Phosphorylation of KSR-1 on Ser 838 controls ERK1/2 signalling. (a) KSR-1 immunoprecipitates from KSR-1^−/− mouse embryonic fibroblasts (MEFs) and MEFs expressing wild-type KSR-1 were screened for AKAP-Lbc, PKA RII and KSR-1 by immunoblotting. (b) Time-course of EGF-stimulated ERK1/2 activity in KSR-1^−/− MEFs and MEFs expressing wild-type KSR-1 or KSR-1^S838A. Starved cells were treated with EGF for the indicated times. ERK activation was assessed by immunoblotting for phosphorylated ERK1/2, ERK1/2, KSR-1 and AKAP-Lbc. (c) Quantification of phosphorylated ERK1/2 bands by densitometry, from experiment carried out as in b (data are means ± s.e.m.). (d) Time-lapse microscopy images of FRET signals in HEK293 cells expressing EKAR, and AKAP-Lbc and wild-type KSR-1 (top), or AKAP-Lbc and KSR-1^S838A (bottom), at indicated times after addition of EGF (min).
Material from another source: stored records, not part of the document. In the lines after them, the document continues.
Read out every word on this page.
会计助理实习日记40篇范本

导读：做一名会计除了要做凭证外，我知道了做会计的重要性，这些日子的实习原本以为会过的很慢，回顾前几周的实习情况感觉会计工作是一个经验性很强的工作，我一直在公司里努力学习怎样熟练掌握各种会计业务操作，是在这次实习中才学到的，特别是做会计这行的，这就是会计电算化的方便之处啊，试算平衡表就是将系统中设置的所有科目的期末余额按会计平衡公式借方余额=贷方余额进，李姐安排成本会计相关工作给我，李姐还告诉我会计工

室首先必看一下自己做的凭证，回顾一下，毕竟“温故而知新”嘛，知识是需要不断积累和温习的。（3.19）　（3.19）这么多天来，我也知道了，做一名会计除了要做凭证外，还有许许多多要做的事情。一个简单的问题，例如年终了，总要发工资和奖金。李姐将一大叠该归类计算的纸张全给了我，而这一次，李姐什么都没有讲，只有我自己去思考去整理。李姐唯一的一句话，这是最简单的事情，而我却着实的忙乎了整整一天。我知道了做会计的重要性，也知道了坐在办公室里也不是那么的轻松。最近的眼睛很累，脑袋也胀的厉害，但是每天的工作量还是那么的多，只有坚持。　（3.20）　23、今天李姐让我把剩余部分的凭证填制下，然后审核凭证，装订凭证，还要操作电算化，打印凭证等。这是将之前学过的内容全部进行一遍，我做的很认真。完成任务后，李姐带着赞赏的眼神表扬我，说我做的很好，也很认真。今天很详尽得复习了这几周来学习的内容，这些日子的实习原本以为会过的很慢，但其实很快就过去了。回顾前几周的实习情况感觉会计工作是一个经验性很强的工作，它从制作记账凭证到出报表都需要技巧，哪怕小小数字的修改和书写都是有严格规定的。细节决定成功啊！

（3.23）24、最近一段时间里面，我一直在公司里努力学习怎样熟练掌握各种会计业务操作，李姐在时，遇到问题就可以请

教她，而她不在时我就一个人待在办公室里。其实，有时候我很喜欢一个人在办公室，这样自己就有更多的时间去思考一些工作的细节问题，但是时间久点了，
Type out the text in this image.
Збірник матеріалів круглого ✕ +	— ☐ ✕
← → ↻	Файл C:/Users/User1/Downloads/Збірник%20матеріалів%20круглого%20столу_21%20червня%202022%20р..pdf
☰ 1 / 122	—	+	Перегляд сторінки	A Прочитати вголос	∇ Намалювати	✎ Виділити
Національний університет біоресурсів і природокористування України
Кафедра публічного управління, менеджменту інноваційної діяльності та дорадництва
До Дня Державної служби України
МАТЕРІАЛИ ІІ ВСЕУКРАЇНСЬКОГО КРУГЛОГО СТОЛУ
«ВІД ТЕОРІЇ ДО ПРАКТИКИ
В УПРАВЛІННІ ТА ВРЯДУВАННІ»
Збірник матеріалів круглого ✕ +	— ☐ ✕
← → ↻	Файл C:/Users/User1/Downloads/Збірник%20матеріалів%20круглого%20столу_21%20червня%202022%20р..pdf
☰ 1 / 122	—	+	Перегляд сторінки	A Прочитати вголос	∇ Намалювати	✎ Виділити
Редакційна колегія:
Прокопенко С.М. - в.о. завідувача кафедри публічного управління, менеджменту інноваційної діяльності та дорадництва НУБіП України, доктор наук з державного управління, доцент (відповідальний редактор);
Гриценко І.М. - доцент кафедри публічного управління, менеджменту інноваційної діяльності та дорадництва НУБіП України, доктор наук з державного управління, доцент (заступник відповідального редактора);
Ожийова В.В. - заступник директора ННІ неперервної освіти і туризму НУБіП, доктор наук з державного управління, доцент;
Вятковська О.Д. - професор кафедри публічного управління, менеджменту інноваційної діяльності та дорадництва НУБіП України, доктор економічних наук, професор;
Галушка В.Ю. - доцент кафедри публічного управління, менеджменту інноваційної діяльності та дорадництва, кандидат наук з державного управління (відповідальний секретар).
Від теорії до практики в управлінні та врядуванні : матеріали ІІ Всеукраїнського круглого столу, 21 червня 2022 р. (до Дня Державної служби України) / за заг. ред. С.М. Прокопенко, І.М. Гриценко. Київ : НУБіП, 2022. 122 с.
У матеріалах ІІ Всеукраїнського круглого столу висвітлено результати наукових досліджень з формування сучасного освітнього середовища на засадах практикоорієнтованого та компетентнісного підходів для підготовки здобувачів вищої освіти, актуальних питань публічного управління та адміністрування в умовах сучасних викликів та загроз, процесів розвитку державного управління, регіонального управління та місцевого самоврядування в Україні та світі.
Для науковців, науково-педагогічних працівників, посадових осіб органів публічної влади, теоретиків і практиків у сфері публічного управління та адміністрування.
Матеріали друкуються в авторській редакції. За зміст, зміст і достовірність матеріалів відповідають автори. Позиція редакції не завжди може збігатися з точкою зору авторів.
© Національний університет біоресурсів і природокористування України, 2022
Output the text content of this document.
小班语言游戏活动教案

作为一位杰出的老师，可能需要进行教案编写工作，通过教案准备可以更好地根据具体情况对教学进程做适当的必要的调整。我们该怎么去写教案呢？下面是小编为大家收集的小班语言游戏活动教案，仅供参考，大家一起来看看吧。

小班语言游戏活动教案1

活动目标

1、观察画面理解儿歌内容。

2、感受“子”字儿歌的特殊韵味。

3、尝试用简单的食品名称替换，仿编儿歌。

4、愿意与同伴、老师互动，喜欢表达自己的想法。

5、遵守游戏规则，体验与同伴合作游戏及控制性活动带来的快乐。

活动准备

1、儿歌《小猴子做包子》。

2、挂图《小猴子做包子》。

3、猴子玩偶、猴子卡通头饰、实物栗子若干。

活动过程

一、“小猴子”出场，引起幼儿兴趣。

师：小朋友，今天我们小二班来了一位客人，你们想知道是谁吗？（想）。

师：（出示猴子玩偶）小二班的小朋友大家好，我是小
Scale bars, 20 μm. (e) Quantification of YFP/CFP ratios for experiment performed as in d. Black bar indicates addition of EGF. Data are means ± s.e.m. (f) HEK293 cells expressing wild-type KSR-1 or KSR-1^S838A were starved and stimulated with forskolin/IBMX, as indicated. ERK activation was measured by immunoblotting of the cell lysates. (g) Quantification of phosphorylated ERK1/2 bands by densitometry from experiments performed in f. Data are normalized to the density of the total ERK1/2 bands. Data are means ± s.e.m. (asterisk indicates P < 0.05, paired t-test). (h) KSR-1^−/− MEFs and MEFs expressing wild-type or KSR-1^S838A were treated with forskolin and IBMX, and H-89, as indicated. ERK activation was assessed by immunoblotting for phosphorylated ERK1/2, ERK1/2, KSR-1 and AKAP-Lbc. (i) Quantification of phosphorylated ERK1/2 bands by densitometry from experiments performed in h. Data are normalized to the density of the total ERK1/2 bands. Data are means ± s.e.m. (asterisk indicates P < 0.001, ANOVA). (j–u) Immunofluorescence microscopy analysis of ERK activation. KSR-1^−/− MEFs (j–m), and MEFs expressing KSR-1 (n–q) or KSR-1^S838A (r–u) were starved, treated with forskolin/IBMX for 10 min, fixed, and immunostained for phosphorylated ERK1/2 and total ERK1/2, as indicated. Scale bars, 20 μm. (v) Schematic representation of the AKAP-Lbc–KSR-1 core unit directing growth factor and cAMP signals through the ERK signalling network. Uncropped images of blots are shown in Supplementary Information, Fig. S7.